ADULT SHORT STORY CONTEST: First place
'Two Kings'
Thursday, July 17, 2008
As soon as Maggie drove over the last rise in the corrugated road, she gasped. All the way down from Dayton, she hoped Estep had exaggerated when he called this morning. Two weeks ago, when she'd walked the Adams County property with the local contractor she hired to remove several trees, the limbs of which threatened the cabin, she'd felt anxious without truly knowing why. It would've cost five thousand to take out only the three biggest oaks that most threatened the two-room bungalow that was her dad's studio. However, by letting Hugh Handy harvest a dozen of the best hardwoods, she'd hoped to earn enough to make the much-needed roof repairs. Estep's voice had been harsh.
"Your men laid waste to the knoll Wright's place stands on. There ain't a thing to keep rain from roaring right down on Cloyd Cluny's place, and mine's the next stop. If George were in his right mind, he would never have allowed you to do this."
There'd been a mistake, she'd said.
"No mistake. It's all stumps and sky where those old hardwoods stood. And they went over your property line and got some of Cloyd Cluny's walnuts. We'll see you in court."
Estep hadn't exaggerated. The loggers had cleared enough space for a modest parking lot, leaving nothing but stumps, dirt and huge mounds of sawdust. Maggie's hands shook after turning off the ignition. She knew now how it might feel when someone you'd struck died from your blow. She opened the door and stepped into a raw new world.
"Mrs. Stanforth, it's all my brother-in-law's fault."
Startled for a moment, she'd been too shaken to see Handy's truck. Turning in the direction of the voice, she saw the man exit his vehicle and walk toward her, arms stretched out before him as if to fend off blows.
"I'm so sorry about this. I'll see to it that you get all proceeds from the sale of your trees, although I know money won't compensate for the loss of your view."
Maggie grimaced. Not hers–her neighbors' view. The country cabin and property had been one thing Maggie had never shared with her father. That had been her ex-husband Mark's job–and pleasure. After Mark's defection to California four years ago, she took over the duty of dropping Dad off at the cabin for weekenders, his vision too far gone to drive. Of course she worried about leaving a man in his eighties alone even for a weekend, but when she picked her father up, he proudly displayed the firewood he'd cut; plus, the cabin was pristine and George himself looked well-fed and relaxed. She always felt relieved but guilty that her father never asked her to stay. Every time she left him there, she wondered whether she'd find him dead upon her return.

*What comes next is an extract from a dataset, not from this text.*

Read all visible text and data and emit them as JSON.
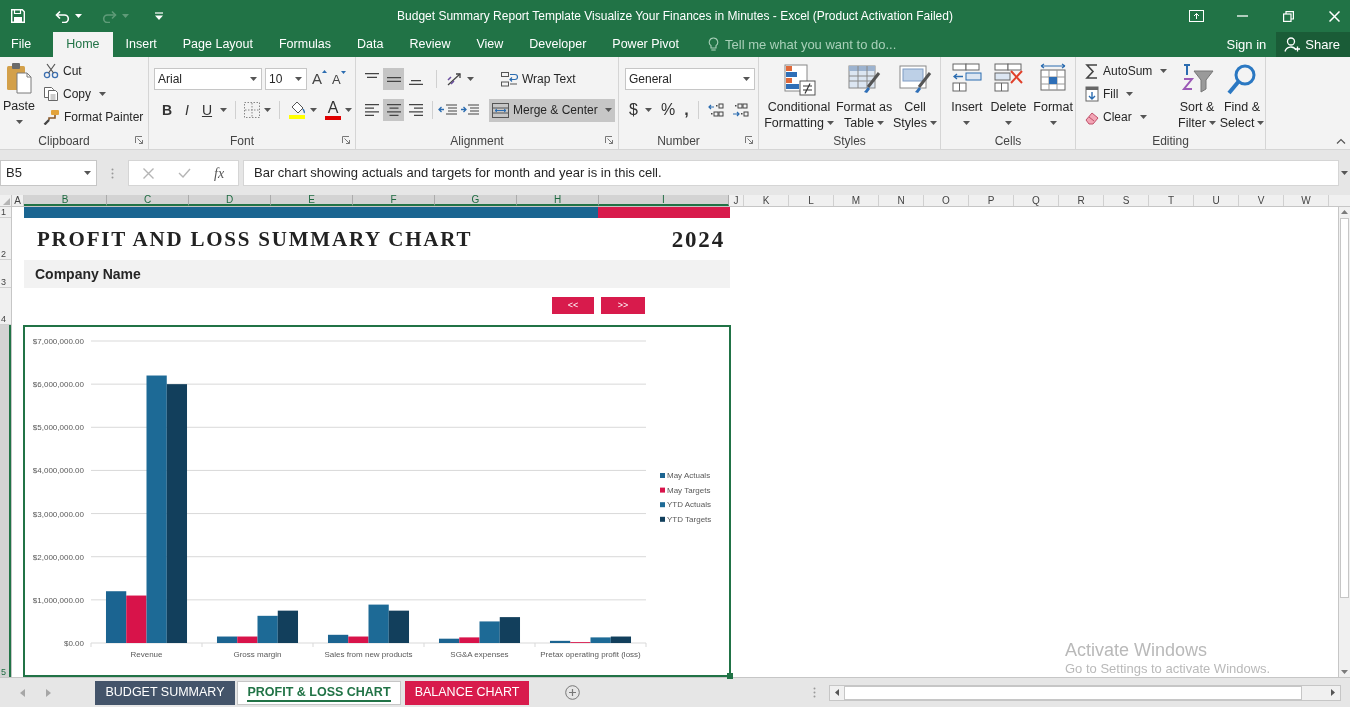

"I trusted Al to do the job–but he never got the survey I faxed him and just went by what he thought I'd told him on the phone."
She shook her head. "I should have come down to oversee the job."
"No, ma'am. You trusted me to do it. And I blew it."
He looked so miserable, Maggie resisted the urge to excoriate him, as Mark would've. The teachers' retirement that awaited her in a couple of years wouldn't likely be jeopardized by a lawsuit, but it'd be a nuisance. And she'd have to tell her dad–or Estep would–and her mistakes had already cost her father his son-in-law. Still, blaming the contractor for the same mistake she'd made–thoughtless delegation–would not help, just like blaming Mark for the breakup of their marriage wouldn't bring him back.
The four o'clock August sun scalded the knoll Maggie remembered as cool in the afternoons. The trees had shaded the porch, keeping it bearable inside as well. Realizing she'd begun to sweat, she shielded her eyes to look up the hill at the Big Woods, where, George told her, stood remnants of Ohio's old growth forest. Maggie swiped her brow. She didn't know who she dreaded to face most: Estep, Cluny or her father.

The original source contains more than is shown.